Sumit Singhal Sumit Singhal loves modern architecture. He comes from a family of builders who have built more than 20 projects in the last ten years near Delhi in India. He has recently started writing about the architectural projects that catch his imagination.
Özyeğin University Student Center in Çekmeköy Campus, Turkey by ARK
February 23rd, 2014 by Sumit Singhal
Article source: ARK
Inspired by the building scale, texture, and landscape of surrounding Istanbul, Ozyegin University’s Student Center is composed as a “University Village” of cubic volumes stepping down the sloping site.
This building is the second phase of fast track construction of the academic campus for Ozyegin University (OZU), a new private Turkish university started in 2008. The Student Center is a LEED Gold certified project. The first LEED certified building at any university in Turkey.
Design Team: Roger L. Klein AIA (Project Designer), Bulent Ergin Gungor (Architect of Record), Andreas Buettner, John DaCruz, Greg Taylor, Chris Shusta, Baris Basat, Emre Gursoy, Can Dagarslani, Nuran Erdogan, Sila Siva, Selin Ezanoglu, Veciye Ozturk, Cenk Aykut.
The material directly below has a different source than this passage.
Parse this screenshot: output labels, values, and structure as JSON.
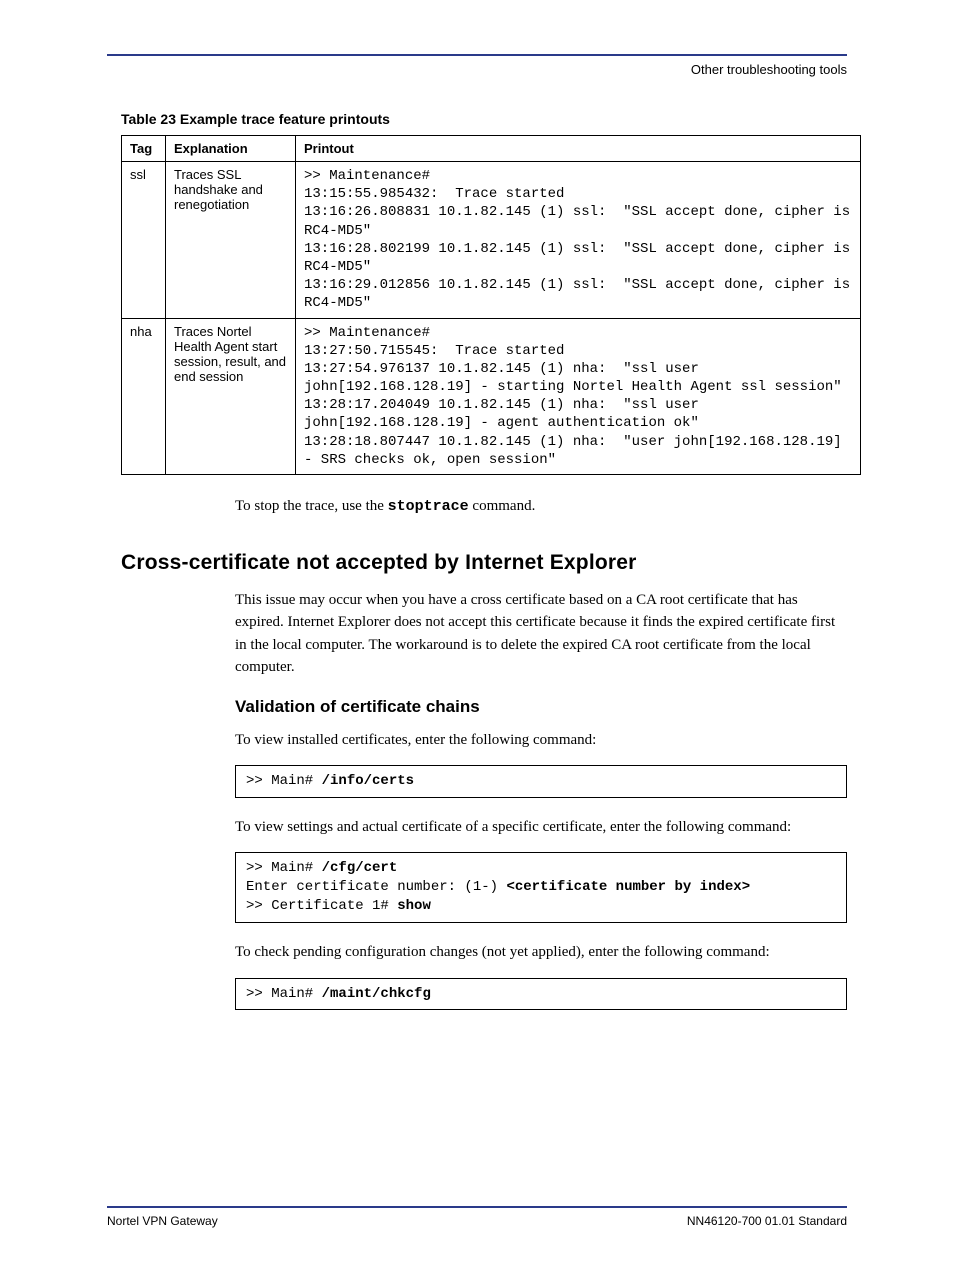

As a compliment to the larger academic buildings on campus, the smaller scaled volumes of the Student Center contain varied programmatic uses such as library, dining, student clubs, and offices for student services/administration. These varied functions surround the Student Forum that is the building’s social heart.
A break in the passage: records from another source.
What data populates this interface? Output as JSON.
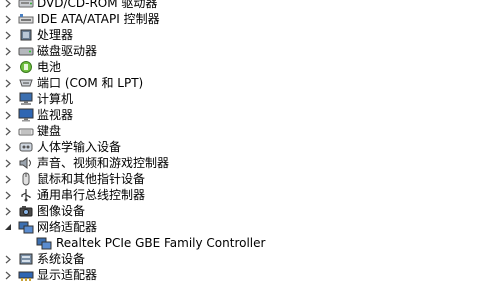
{
  "tree": {
    "items": [
      {
        "label": "DVD/CD-ROM 驱动器",
        "icon": "optical-drive-icon",
        "expanded": false
      },
      {
        "label": "IDE ATA/ATAPI 控制器",
        "icon": "ide-controller-icon",
        "expanded": false
      },
      {
        "label": "处理器",
        "icon": "processor-icon",
        "expanded": false
      },
      {
        "label": "磁盘驱动器",
        "icon": "disk-drive-icon",
        "expanded": false
      },
      {
        "label": "电池",
        "icon": "battery-icon",
        "expanded": false
      },
      {
        "label": "端口 (COM 和 LPT)",
        "icon": "port-icon",
        "expanded": false
      },
      {
        "label": "计算机",
        "icon": "computer-icon",
        "expanded": false
      },
      {
        "label": "监视器",
        "icon": "monitor-icon",
        "expanded": false
      },
      {
        "label": "键盘",
        "icon": "keyboard-icon",
        "expanded": false
      },
      {
        "label": "人体学输入设备",
        "icon": "hid-icon",
        "expanded": false
      },
      {
        "label": "声音、视频和游戏控制器",
        "icon": "sound-icon",
        "expanded": false
      },
      {
        "label": "鼠标和其他指针设备",
        "icon": "mouse-icon",
        "expanded": false
      },
      {
        "label": "通用串行总线控制器",
        "icon": "usb-icon",
        "expanded": false
      },
      {
        "label": "图像设备",
        "icon": "imaging-device-icon",
        "expanded": false
      },
      {
        "label": "网络适配器",
        "icon": "network-adapter-icon",
        "expanded": true
      },
      {
        "label": "Realtek PCIe GBE Family Controller",
        "icon": "network-card-icon",
        "child": true
      },
      {
        "label": "系统设备",
        "icon": "system-device-icon",
        "expanded": false
      },
      {
        "label": "显示适配器",
        "icon": "display-adapter-icon",
        "expanded": false
      }
    ]
  }
}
The primary vertical pedestrian flow from the lower elevation residential and athletic campus to the main academic quad is choreographed through the building to engage and animate the Forum. This multi functional social space is both formal and informal depending on the function occurring at the time. In contrast to a conventional auditorium, this space type revolutionizes the act of large congregation within the university.
The cubic blocks of the building composition are designed using polychrome perforated metal screens that protect the eastern and western exposures from the low angled sun. The range of façade colors is selected from the pixelization of the local landscape. This connects the building to the site, in addition to creating a visual landmark of social life in the heart of the campus. The glazed facade behind these screens offers great transparencies from the internal public areas to the external roof terraces giving the whole building a feeling of lightness and openness to the landscape and campus beyond.